Valve, Five Other Publishers Fined For Geo-Blocking Steam Keys
The practice was found to be an antitrust violation by the European Commission.
The European Commission has ordered six game publishers--including Steam creator Valve--to pay the equivalent of more than $9.4 million for their role in "geo-blocking" game digital game access between territories.
In addition to Valve, the publishers fined for their role in the practice are Focus Home Interactive, Bandai Namco, Capcom, Koch Media, and ZeniMax. Koch Media owns Deep Silver, while ZeniMax owns Bethesda--and will soon be owned by Microsoft.
"Valve and the publishers restricted cross-border sales of certain PC video games on the basis of the geographical location of users within the European Economic Area ('EEA'), entering into the so-called 'geo-blocking' practices," the report said. "The fines for the publishers, totaling over €6 million, were reduced due to the companies' cooperation with the Commission. Valve chose not to cooperate with the Commission and was fined over €1.6 million, according to the Commission. Valve disputed this in a statement to PC Gamer. It also said it's planning to appeal the decision and that it has been an ongoing investigation for seven years.
Capcom issued its own statement regarding the investigation on its official website. The company agreed to pay €396,000, which is about $481,000. It said the fine will have a "negligible" effect on its overall business results.
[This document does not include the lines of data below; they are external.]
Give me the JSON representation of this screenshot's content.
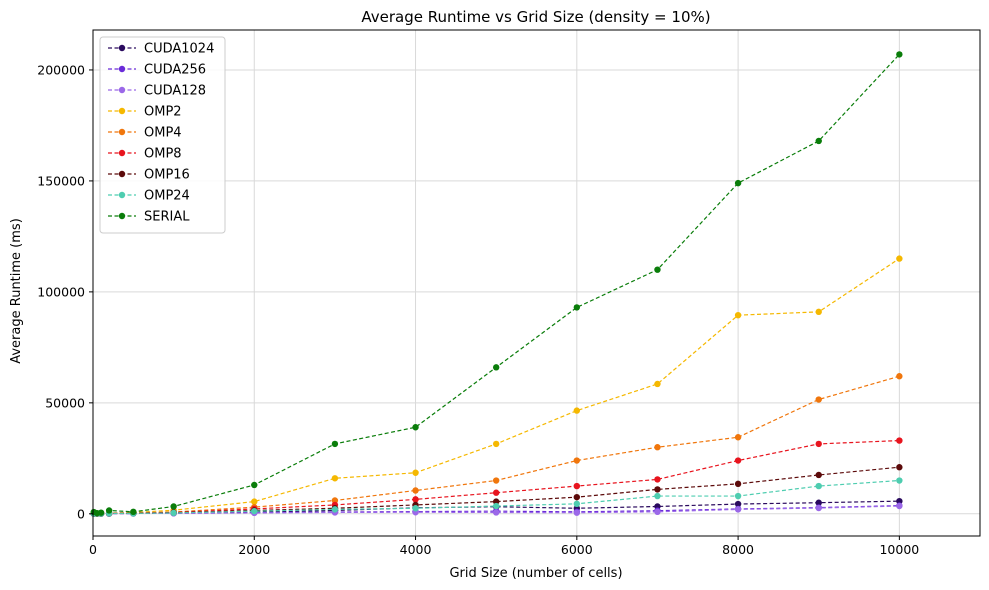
{
  "chart_data": {
    "type": "line",
    "title": "Average Runtime vs Grid Size (density = 10%)",
    "xlabel": "Grid Size (number of cells)",
    "ylabel": "Average Runtime (ms)",
    "xlim": [
      0,
      11000
    ],
    "ylim": [
      -10000,
      218000
    ],
    "xticks": [
      0,
      2000,
      4000,
      6000,
      8000,
      10000
    ],
    "xtick_labels": [
      "0",
      "2000",
      "4000",
      "6000",
      "8000",
      "10000"
    ],
    "yticks": [
      0,
      50000,
      100000,
      150000,
      200000
    ],
    "ytick_labels": [
      "0",
      "50000",
      "100000",
      "150000",
      "200000"
    ],
    "grid": true,
    "legend_position": "top-left",
    "line_style": "dashed",
    "x": [
      10,
      50,
      100,
      200,
      500,
      1000,
      2000,
      3000,
      4000,
      5000,
      6000,
      7000,
      8000,
      9000,
      10000
    ],
    "series": [
      {
        "name": "CUDA1024",
        "color": "#2a0a5e",
        "values": [
          100,
          100,
          100,
          100,
          150,
          300,
          700,
          1500,
          2700,
          3200,
          2500,
          3300,
          4400,
          5000,
          5700
        ]
      },
      {
        "name": "CUDA256",
        "color": "#6a2bd9",
        "values": [
          100,
          100,
          100,
          100,
          150,
          250,
          500,
          800,
          1000,
          1200,
          900,
          1400,
          2200,
          2800,
          3700
        ]
      },
      {
        "name": "CUDA128",
        "color": "#9b68e8",
        "values": [
          100,
          100,
          100,
          100,
          150,
          200,
          400,
          600,
          700,
          600,
          500,
          900,
          2000,
          2600,
          3500
        ]
      },
      {
        "name": "OMP2",
        "color": "#f5b800",
        "values": [
          200,
          150,
          200,
          300,
          600,
          1600,
          5500,
          16000,
          18500,
          31500,
          46500,
          58500,
          89500,
          91000,
          115000
        ]
      },
      {
        "name": "OMP4",
        "color": "#f0760c",
        "values": [
          150,
          120,
          150,
          200,
          400,
          800,
          3000,
          6000,
          10500,
          15000,
          24000,
          30000,
          34500,
          51500,
          62000
        ]
      },
      {
        "name": "OMP8",
        "color": "#e8141e",
        "values": [
          120,
          100,
          120,
          150,
          300,
          600,
          2200,
          4000,
          6500,
          9500,
          12500,
          15500,
          24000,
          31500,
          33000
        ]
      },
      {
        "name": "OMP16",
        "color": "#5c0a0a",
        "values": [
          100,
          100,
          100,
          150,
          250,
          500,
          1500,
          2500,
          4000,
          5500,
          7500,
          11000,
          13500,
          17500,
          21000
        ]
      },
      {
        "name": "OMP24",
        "color": "#4ecdb0",
        "values": [
          100,
          100,
          100,
          150,
          200,
          400,
          1200,
          2000,
          2500,
          3500,
          4500,
          8000,
          8000,
          12500,
          15000
        ]
      },
      {
        "name": "SERIAL",
        "color": "#0a7d0a",
        "values": [
          800,
          300,
          500,
          1500,
          900,
          3300,
          13000,
          31500,
          39000,
          66000,
          93000,
          110000,
          149000,
          168000,
          207000
        ]
      }
    ]
  }
}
The geo-blocking was made possible, according to the European Commission, because of Steam activation keys being territory-controlled, meaning players may have been unable to use them if they were in a different region than the key was made for. The game publishers who were fined had requested Valve set up these Steam activation keys with region-locking enabled.
"These business practices therefore denied European consumers the benefits of the EU's Digital Single Market to shop around between Member States to find the most suitable offer," the report continued. "The Commission concluded that the illegal practices of Valve and the five publishers partitioned the EEA market in violation of EU antitrust rules."
With any luck, this should mean European players have access to better game deals from here on out. However, it remains to be seen if other publishers will try to engage in the same practice again.